A research lab focused on improving the quality of nonprofit data available to social good organizations, researchers and the media, with a focus on nonprofit firmographics and operations, has been launched by GivingTuesday and Humanitas.
The Humanitas Research Hub is hosted within the GivingTuesday Data Commons platform, and can be accessed here: https://data.givingtuesday.org/humanitas
Humanitas is a Palo Alto, Calif.-based provider of artificial intelligence-powered tools to social impact companies. GivingTuesday, in New York City, operates the worldwide annual event for social good.
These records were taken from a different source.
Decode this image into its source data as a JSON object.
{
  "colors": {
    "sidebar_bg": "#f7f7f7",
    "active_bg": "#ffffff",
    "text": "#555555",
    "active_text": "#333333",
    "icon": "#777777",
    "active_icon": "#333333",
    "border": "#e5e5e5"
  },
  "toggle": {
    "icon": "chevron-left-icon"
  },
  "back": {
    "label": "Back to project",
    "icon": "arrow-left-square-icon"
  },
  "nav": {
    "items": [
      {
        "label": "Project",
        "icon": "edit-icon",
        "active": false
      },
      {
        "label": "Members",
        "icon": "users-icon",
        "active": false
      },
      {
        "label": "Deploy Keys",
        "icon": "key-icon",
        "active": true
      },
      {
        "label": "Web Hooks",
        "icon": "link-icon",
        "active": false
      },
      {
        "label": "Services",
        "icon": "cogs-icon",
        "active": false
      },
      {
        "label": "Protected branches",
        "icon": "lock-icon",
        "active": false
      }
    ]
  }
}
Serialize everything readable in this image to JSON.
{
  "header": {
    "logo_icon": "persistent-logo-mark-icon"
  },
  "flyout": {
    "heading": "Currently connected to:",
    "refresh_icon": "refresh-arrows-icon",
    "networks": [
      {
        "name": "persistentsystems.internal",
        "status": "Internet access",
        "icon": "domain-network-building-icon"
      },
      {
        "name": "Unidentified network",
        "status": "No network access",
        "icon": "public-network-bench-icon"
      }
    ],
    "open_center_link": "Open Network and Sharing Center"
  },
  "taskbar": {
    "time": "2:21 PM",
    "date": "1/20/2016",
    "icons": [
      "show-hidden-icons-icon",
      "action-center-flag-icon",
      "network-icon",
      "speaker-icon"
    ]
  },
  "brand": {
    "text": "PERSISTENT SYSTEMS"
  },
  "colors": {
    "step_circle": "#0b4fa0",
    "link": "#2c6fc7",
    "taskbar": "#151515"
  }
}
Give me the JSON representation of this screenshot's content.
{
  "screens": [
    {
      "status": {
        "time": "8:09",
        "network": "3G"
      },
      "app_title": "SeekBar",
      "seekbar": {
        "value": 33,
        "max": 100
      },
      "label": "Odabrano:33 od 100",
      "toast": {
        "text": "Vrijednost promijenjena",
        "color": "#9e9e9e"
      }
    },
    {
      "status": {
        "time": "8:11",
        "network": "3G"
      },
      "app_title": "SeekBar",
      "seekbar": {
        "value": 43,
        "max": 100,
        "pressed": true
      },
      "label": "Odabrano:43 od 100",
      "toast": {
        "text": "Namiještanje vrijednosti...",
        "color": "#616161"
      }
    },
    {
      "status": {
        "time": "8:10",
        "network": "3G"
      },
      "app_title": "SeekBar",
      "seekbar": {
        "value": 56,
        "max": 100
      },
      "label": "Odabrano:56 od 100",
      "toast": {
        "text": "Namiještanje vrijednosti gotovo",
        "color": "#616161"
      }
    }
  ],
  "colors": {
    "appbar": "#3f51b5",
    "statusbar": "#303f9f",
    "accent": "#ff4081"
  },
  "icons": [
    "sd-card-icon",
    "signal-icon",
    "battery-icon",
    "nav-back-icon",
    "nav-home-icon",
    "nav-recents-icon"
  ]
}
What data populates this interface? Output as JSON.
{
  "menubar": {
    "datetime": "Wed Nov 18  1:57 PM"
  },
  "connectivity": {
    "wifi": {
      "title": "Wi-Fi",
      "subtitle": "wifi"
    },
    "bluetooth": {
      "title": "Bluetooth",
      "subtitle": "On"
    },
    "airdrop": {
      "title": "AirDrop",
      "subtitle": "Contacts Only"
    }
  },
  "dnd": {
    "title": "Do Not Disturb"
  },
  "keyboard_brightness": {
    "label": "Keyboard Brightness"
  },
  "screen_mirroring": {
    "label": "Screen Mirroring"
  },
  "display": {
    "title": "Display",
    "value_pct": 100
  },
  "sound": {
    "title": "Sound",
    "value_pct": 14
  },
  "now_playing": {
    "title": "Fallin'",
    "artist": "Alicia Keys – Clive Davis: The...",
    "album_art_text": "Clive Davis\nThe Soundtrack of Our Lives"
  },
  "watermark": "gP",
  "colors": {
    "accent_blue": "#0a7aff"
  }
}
The Hub’s initial focus is expanding the Humanitas data set, which currently includes data such as description, nonprofit employee identification number (EIN) and geographical information from nearly 2 million nonprofits. The Hub will allow data owners, data product creators and others to contribute updated information about the nonprofits.
“This is more of a collaborative research effort than a kind of co-op database,” Woodrow Rosenbaum, chief data officer at GivingTuesday told The NonProfit Times. “This Humanitas [data set] is not donation data. It is data about the nonprofit sector – where they are, what they do. None of our datasets include donor-identifiable data.”
Nonprofit data holders can join the Humanitas Research Hub by contributing their own data, and drawing on the aggregated data in support of their research or to achieve their social good goals. Interested parties can sign up here: https://bit.ly/3MbK2PL
The new effort is part of a suite of nonprofit research data hubs hosted by the Giving Tuesday Data Commons (https://bit.ly/3K8xeI3). The data enables researchers to recognize patterns of, for instance, new donor retention in the nonprofit sector, whether by cause area, by organization, by time of the year or any of a number of criteria. All of the donor data received by the organization is anonymized.
“There’s a growing understanding in the nonprofit social sector that we haven’t been counting all the ways people give,” Rosenbaum said. “If we want to maximize fundraising results for 501(c)(3) organizations, we need to understand the full spectrum of generosity.” Ideally, the new resources will capture all the ways people support nonprofits, giving agency to those whose contributions have historically been overlooked, Rosenbaum added.